Question

A capacitor of capacitance 2micro farad is charged to a potential of 10V calculate the energy stored in it​

Answer 1

Answer: $10^{-4} J$

Explanation:

Capacitance C = 2 μF = 2 × $10^{-6}$ F

Potential difference, V = 10 V

The energy stored in the capacitor $E= \frac{1}{2} C V^{2}$ = $\frac{1}{2}$ x 2 x $10^{-6}$ x $(10)^{2}$

                                                                       = 0.0001 J

                                                                       = $10^{-4} J$

Answer 2

Answer:

A capacitor of capacitance 2micro farad is charged to a potential of 10V. The energy stored in it​ is $1\ J$

Explanation:

• Let us consider a capacitor of capacitance C and with a potential difference between the capacitor plates V.
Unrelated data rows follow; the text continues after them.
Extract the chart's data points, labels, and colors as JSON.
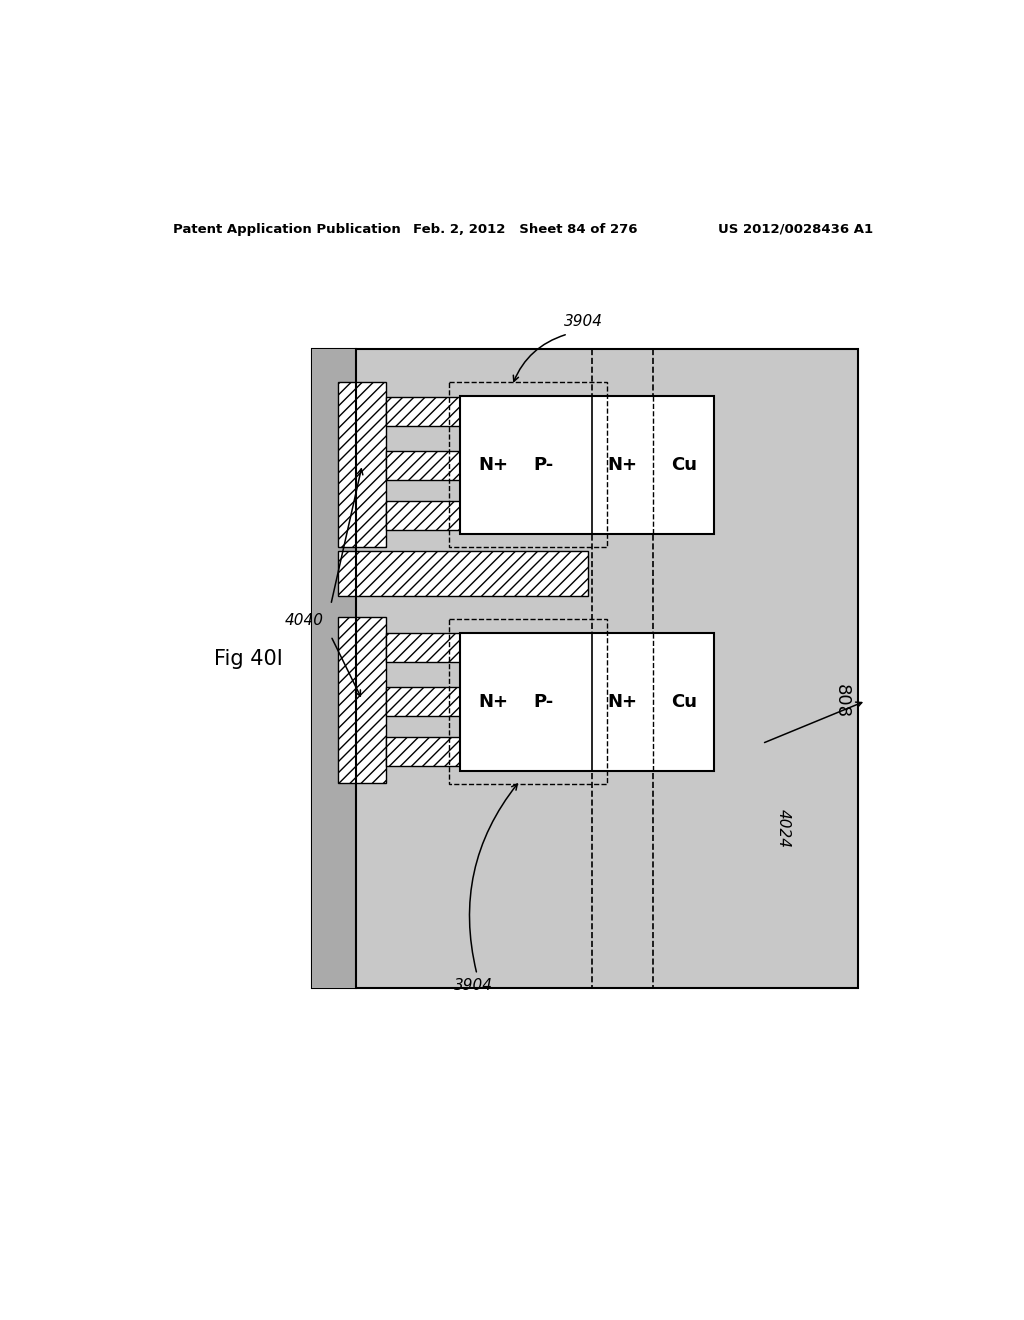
{
  "header_left": "Patent Application Publication",
  "header_center": "Feb. 2, 2012   Sheet 84 of 276",
  "header_right": "US 2012/0028436 A1",
  "fig_label": "Fig 40I",
  "label_3904": "3904",
  "label_4040": "4040",
  "label_4024": "4024",
  "label_808": "808",
  "bg_color": "#ffffff",
  "stipple_color": "#c8c8c8",
  "stipple_dark_color": "#b8b8b8"
}
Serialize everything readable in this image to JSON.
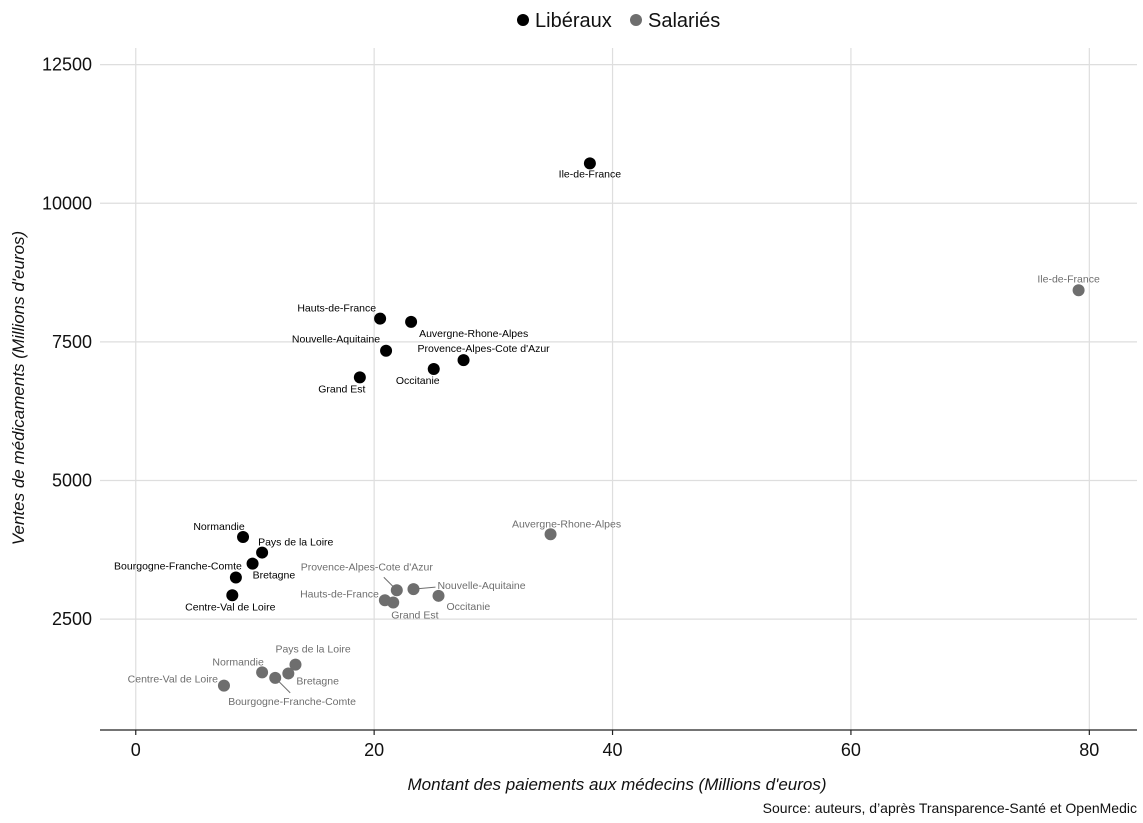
{
  "chart_data": {
    "type": "scatter",
    "xlabel": "Montant des paiements aux médecins (Millions d'euros)",
    "ylabel": "Ventes de médicaments (Millions d'euros)",
    "source": "Source: auteurs, d’après Transparence-Santé et OpenMedic",
    "xlim": [
      -3,
      84
    ],
    "ylim": [
      500,
      12800
    ],
    "xticks": [
      0,
      20,
      40,
      60,
      80
    ],
    "yticks": [
      2500,
      5000,
      7500,
      10000,
      12500
    ],
    "grid": true,
    "legend_position": "top",
    "series": [
      {
        "name": "Libéraux",
        "color": "#000000",
        "points": [
          {
            "label": "Ile-de-France",
            "x": 38.1,
            "y": 10720
          },
          {
            "label": "Hauts-de-France",
            "x": 20.5,
            "y": 7920
          },
          {
            "label": "Auvergne-Rhone-Alpes",
            "x": 23.1,
            "y": 7860
          },
          {
            "label": "Nouvelle-Aquitaine",
            "x": 21.0,
            "y": 7340
          },
          {
            "label": "Provence-Alpes-Cote d'Azur",
            "x": 27.5,
            "y": 7170
          },
          {
            "label": "Occitanie",
            "x": 25.0,
            "y": 7010
          },
          {
            "label": "Grand Est",
            "x": 18.8,
            "y": 6860
          },
          {
            "label": "Normandie",
            "x": 9.0,
            "y": 3980
          },
          {
            "label": "Pays de la Loire",
            "x": 10.6,
            "y": 3700
          },
          {
            "label": "Bretagne",
            "x": 9.8,
            "y": 3500
          },
          {
            "label": "Bourgogne-Franche-Comte",
            "x": 8.4,
            "y": 3250
          },
          {
            "label": "Centre-Val de Loire",
            "x": 8.1,
            "y": 2930
          }
        ]
      },
      {
        "name": "Salariés",
        "color": "#6e6e6e",
        "points": [
          {
            "label": "Ile-de-France",
            "x": 79.1,
            "y": 8430
          },
          {
            "label": "Auvergne-Rhone-Alpes",
            "x": 34.8,
            "y": 4030
          },
          {
            "label": "Provence-Alpes-Cote d'Azur",
            "x": 21.9,
            "y": 3020
          },
          {
            "label": "Nouvelle-Aquitaine",
            "x": 23.3,
            "y": 3040
          },
          {
            "label": "Occitanie",
            "x": 25.4,
            "y": 2920
          },
          {
            "label": "Hauts-de-France",
            "x": 20.9,
            "y": 2840
          },
          {
            "label": "Grand Est",
            "x": 21.6,
            "y": 2800
          },
          {
            "label": "Pays de la Loire",
            "x": 13.4,
            "y": 1680
          },
          {
            "label": "Normandie",
            "x": 10.6,
            "y": 1540
          },
          {
            "label": "Bretagne",
            "x": 12.8,
            "y": 1520
          },
          {
            "label": "Bourgogne-Franche-Comte",
            "x": 11.7,
            "y": 1440
          },
          {
            "label": "Centre-Val de Loire",
            "x": 7.4,
            "y": 1300
          }
        ]
      }
    ]
  }
}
• Electric potential energy (E) stored in the capacitor  can be expressed as,

            $E=\frac{1}{2} C V^{2}$    ...(1)

In the question, it is given that,

$V= 10\ V$

$C =2\ \mu F = 2\times10^{-6} F$

Substitute these  values into equation (1)

We get,

$E=\frac{1}{2}\times 2\times10^{-6} \times 10^{2} = 1 \ J$

Thus,

The energy stored between the plates of the capacitor  will be   $1\ J$